Published November 21, 2013
Can you wear a costume outdoors, without a government permit?
Not if you live in Walnut, Calif., or at least a half-dozen other towns in America – and they have some other eyebrow-raising laws as well.
Other laws in the affluent Los Angeles suburb include a ban on men cross-dressing without a government permit, one that forbids possession of a horse-racing tip sheet and yet another banning slingshots. City officials admit those laws, which were added in 1959 when the city was incorporated, are outdated.
“They’re a little antiquated -- that’s what it is,” city spokeswoman Fabiola Huerta told FoxNews.com. “At times, some ordinances are overlooked and are not deleted from the Municipal Code once they are outdated. These ordinances have not been enforced and will be subject to a code cleanup in the upcoming year.”
But not all of the rules will necessarily be repealed. Some sound silly, but may have a reasonable justification.
“I think that [the rule against costumes] has to do with safety. We don’t want someone walking into a bank with a masquerade disguise,” Huerta said.
Experts say the depth of regulation in Walnut is not unique.
“There are many obsolete and/or absurd statutes and ordinances… throughout the country,” Harvey Silverglate, a civil liberties lawyer, told FoxNews.com. He is the author of “Three Felonies a Day: How the Feds Target the Innocent,” which argues that there are so many rules on the books that the average American unknowingly commits several felonies every day.
“I can’t, for the life of me, figure out why they are not all repealed. [In Massachusetts] they govern absurdities such as cursing in public,” Silverglate added.
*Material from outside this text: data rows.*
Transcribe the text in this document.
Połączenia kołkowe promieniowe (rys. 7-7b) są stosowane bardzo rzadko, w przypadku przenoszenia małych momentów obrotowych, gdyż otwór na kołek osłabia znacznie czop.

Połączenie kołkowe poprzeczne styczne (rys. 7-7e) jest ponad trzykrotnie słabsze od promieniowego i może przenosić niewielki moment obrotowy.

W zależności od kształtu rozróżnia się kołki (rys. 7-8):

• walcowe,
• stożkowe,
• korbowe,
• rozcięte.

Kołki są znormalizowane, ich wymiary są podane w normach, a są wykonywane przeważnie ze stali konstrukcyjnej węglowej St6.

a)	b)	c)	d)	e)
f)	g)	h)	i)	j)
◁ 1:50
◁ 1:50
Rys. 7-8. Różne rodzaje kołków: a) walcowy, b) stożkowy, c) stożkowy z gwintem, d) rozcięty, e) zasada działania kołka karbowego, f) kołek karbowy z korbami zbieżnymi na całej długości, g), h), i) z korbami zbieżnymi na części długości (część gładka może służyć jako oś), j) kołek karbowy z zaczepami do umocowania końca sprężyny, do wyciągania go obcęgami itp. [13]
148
Laws aren’t always left unenforced just because they seem strange. In Miami Shores, Fla., one couple was recently forced to destroy their front-yard garden due to a law that specifically bans vegetable growing. Fruit would have been fine, making it unclear what an officer of the law might have done about a tomato plant.
In York County, Va., a man tried farming oysters on land he owned that is zoned for agriculture. He obtained seven different types of permits for it, but the county is currently trying to shut his business down because he doesn’t also have a required “special use permit.” That case is currently pending before the state Supreme Court.
“These obsolete laws are not harmless,” Silverglate said. “They function as an excuse for law enforcement to arrest, and to harass, citizens who are doing nothing prosecutable, but who are technically violating laws that are either outmoded or clearly unconstitutional under modern standards.”
Walnut’s cross-dressing law is “clearly unconstitutional, and also absurd,” he said. The no-costumes rule might pass muster as a means of preventing crime, he said. But even that law could be challenged as “overly broad, and hence unconstitutional,” he said.
Laws regulating costumes, which also can be found on the books in Bay City, Mich.; Laredo, Texas; Franklin, Tenn.; Logansport, Ind.; Sylacauga, Ala., and South Brunswick, N.J., typically don’t grant exemptions, even for Halloween. That means a lot of children break the law at least once a year.
But not all quirky laws in Walnut are the vestiges of a bygone era. One from 1994 bans anyone from driving a delivery truck in town if it has graffiti on it. Another from 1970 bans women from serving food and showing cleavage. The law is careful to define cleavage as being revealed when a woman “exposes any portion of either breast below a straight line so drawn that both nipples and all portions of both breasts which have a different pigmentation than that of the main portion of the breasts are below such straight line.”
Another town law says if you have a handgun, it's illegal to even advertise or offer its sale without a sheriff's permit. Another bans all gambling in your own house. And if others are gambling there, it's also illegal for you to be there.
Huerta didn’t defend the laws, but she said none of them prevent Walnut from being a great place to live.
“In 2013, the City of Walnut ranked 49th in CNN Money Magazine’s ‘Best Places to Live,’” she said. “This high standard for residents’ quality of life is one of the largest Council decision-making priorities when adopting ordinances.”
Silverglate said Walnut would be even nicer if the local criminal code got an overhaul.
“These laws have no valid function any longer, but they are an excuse for invalid law enforcement techniques,” he said.